Trajan decided to complete the conquest of the troublesome kingdom of Dacia, on the far side of the Danube, where Domitian had campaigned earlier with no success and had entered into a humiliating treaty. Dacia was rich and powerful and possessed several gold-mines. From AD 101 – 102, after a hard fought campaign, the Roman armies were victorious and king Decebalus sued for peace, becoming a vassal of Rome. However, he took up arms against Romeagain in 105 and threatened Roman territory again.

 

Trajan outmanouvered the Dacians, by building roads and his architect Appolodorus built a stone bridge across the Danube.  In 106 Trajan utterly destroyed the kingdom and looted the vast palace treasure. Dacia became a Roman province and King Decebalus committed suicide. Trajan used much of the loot from Dacia for public works projects, such as his new forum and expanding the harbour at Ostia. For his victories Trajan was given a triumph and took the name Dacicus Maximus and in his new forum he erected an impressive column, which depicted scenes from the war in graphic detail.

 

 

DETAIL OF TRAJAN’S COLUMN

 

 

After Dacia, the empire peacefully annexed the Nabataean kingdom, which lay astride the major trade route to the east. It became the Roman province of Arabia. However this upset the strategic balance in the region and provoked trouble with the Parthians, who were already interfering with Roman interests in Armenia. In AD 113 Trajan  decided to take up arms against the powerful eastern empire. He had great initial success and took all of Mesopotamia, between the Euphrates and Tigris rivers, making it a Roman Province, and  Armenia was also taken.

 

However Trajan over extended himself by crossing the Tigris into  Babylonia and Parthia itself, where he deposed the Parthian king Osroes I. But the situation was unstable. A huge revolt of Jews within the empire broke out, with large massacres of Roman provincials and also part of Mesopotamia rebelled in his rear.
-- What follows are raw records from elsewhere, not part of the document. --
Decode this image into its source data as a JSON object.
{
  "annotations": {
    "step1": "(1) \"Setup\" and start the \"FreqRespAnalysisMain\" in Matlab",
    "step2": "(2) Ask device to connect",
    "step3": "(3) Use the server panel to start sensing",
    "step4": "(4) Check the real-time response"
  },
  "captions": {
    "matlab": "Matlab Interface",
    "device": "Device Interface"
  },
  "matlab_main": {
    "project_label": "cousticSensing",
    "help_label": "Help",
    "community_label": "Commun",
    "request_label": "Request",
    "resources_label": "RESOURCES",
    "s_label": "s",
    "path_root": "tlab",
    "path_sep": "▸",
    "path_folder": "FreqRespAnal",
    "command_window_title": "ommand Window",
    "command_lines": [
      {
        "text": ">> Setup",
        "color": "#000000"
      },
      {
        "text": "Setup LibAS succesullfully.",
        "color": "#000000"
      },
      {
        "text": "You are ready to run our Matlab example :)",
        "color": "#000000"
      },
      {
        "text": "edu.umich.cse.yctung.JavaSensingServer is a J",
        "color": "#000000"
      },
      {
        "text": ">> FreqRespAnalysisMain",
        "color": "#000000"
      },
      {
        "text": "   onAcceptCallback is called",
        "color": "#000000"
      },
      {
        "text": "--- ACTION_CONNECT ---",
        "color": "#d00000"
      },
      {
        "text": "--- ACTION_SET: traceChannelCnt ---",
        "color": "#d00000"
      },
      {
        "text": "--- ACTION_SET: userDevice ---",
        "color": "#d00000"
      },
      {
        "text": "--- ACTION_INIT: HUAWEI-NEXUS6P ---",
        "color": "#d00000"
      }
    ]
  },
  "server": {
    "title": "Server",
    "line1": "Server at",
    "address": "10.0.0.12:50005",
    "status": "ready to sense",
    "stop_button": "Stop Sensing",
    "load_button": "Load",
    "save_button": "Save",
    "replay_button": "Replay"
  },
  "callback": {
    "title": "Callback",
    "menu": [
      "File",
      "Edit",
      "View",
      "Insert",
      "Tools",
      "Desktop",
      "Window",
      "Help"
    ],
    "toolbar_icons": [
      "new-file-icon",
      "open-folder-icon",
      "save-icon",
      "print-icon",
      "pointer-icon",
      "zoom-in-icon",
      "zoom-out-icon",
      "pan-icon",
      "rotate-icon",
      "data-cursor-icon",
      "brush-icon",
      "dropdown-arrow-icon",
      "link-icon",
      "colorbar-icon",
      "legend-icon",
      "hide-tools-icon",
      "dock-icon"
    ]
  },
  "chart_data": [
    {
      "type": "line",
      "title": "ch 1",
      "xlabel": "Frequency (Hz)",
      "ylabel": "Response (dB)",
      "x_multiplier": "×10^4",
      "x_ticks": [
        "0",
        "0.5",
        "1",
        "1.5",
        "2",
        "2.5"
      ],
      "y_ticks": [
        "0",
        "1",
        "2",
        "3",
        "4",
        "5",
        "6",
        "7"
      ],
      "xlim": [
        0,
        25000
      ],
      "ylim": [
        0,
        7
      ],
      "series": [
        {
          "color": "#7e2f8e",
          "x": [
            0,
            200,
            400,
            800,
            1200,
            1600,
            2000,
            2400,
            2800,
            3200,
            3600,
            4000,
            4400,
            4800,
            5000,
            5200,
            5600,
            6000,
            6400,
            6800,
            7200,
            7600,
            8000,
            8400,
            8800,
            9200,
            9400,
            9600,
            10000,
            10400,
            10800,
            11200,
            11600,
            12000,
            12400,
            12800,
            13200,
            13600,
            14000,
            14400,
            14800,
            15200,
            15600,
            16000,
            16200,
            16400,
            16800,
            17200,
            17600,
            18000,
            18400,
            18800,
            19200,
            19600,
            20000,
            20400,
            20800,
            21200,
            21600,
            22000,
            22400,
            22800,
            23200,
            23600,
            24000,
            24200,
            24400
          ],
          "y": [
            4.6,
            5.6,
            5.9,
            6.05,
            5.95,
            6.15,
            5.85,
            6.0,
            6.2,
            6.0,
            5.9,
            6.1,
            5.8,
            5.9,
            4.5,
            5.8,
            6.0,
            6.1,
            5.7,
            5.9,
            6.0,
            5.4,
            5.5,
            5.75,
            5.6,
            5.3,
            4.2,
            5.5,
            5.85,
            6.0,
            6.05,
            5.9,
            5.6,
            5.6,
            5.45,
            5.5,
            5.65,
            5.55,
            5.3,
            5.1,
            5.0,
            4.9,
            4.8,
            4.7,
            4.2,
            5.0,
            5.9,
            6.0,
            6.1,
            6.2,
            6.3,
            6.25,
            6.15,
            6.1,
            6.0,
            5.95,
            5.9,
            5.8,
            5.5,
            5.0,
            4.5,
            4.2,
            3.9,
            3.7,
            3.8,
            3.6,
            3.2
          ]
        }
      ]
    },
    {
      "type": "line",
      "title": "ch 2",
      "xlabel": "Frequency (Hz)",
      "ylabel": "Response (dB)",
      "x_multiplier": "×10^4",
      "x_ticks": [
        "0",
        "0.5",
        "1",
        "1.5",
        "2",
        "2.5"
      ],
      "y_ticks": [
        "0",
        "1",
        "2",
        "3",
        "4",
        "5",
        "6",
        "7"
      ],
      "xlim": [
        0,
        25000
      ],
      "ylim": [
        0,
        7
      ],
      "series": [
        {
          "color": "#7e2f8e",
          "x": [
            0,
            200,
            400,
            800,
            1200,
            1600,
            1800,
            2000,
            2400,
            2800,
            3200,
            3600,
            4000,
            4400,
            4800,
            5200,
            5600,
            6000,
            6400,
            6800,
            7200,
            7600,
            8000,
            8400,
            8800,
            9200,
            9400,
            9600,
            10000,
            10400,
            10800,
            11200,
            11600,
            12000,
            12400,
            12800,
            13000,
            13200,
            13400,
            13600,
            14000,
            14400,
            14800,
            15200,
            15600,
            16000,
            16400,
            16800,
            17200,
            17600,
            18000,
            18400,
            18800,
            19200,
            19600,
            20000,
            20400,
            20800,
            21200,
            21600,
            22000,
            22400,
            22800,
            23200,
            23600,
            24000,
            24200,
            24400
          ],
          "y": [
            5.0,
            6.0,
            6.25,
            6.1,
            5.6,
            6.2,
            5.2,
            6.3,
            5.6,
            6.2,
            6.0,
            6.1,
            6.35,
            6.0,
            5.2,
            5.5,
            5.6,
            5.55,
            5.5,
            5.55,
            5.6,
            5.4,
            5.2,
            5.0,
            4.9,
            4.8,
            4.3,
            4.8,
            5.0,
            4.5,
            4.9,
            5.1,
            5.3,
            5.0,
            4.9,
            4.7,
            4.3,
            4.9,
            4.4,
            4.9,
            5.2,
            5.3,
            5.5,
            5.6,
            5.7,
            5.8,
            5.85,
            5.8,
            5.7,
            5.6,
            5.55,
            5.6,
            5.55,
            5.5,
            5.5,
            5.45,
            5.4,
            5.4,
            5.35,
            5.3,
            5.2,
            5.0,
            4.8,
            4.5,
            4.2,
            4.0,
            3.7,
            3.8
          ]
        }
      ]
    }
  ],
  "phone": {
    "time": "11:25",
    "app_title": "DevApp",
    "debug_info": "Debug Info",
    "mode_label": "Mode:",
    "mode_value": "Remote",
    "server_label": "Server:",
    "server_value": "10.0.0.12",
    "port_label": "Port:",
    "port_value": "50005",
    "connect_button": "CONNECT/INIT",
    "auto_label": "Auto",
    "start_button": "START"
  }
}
Then Trajan personally tasted defeat for the first time in battle at the siege of Hatra, west of the Tigris. In AD 116 these setbacks caused him to pull his troops back to consolidate his gains, with a view to regaining the initiative in a later campaign . However by AD 117, his health was failing and he headed back to Rome, leaving Hadrian in charge of Syria and the army.

 

 Death and Succession

Trajan died in en-route to Italy at the town of Selinus in Cilicia AD 117 of natural causes. Although Trajan had never designated a successor, the succession passed smoothly from Trajan to Hadrian – in what was a rather suspect last minute,  ‘death-bed’ adoption of his nephew, who thereby became his posthumus son. However, as the veracity of the ‘adoption’ was attested to by Trajan’s highly respected wife Plotina, it was accepted as legitimate – an almost foregone conclusion, as no-one wanted civil war, especially with Hadrian sitting in control of the mighty battle-hardened Syrian army.

 

Actually, it has always been something of a mystery, as to why Trajan had not earlier designated Hadrian as his heir, as he and Plotina had no children of their own and he been the guardian of Hadrian since the boy was ten. On the face of it Hadrian was the obvious choice and his abilities, both as a soldier and as an administrator had certainly been tested by Trajan over an extended period. He had been a provincial governor, held the most senior priesthoods  and in AD 108 he had been  ‘consul suffectus’  – the highest rank after the emperor,

 

Indubitably one of histories truly great men, Trajan was universally remembered long after his death for the example of his benign rule and impressive personal dignity, kindness and moderation. Thereafter the senate greeted all future emperors on their appointment to the throne with the salutation – “felicior Augusto,  melior Traiano“. an admonition to be as lucky as Augustus and as benign as Trajan.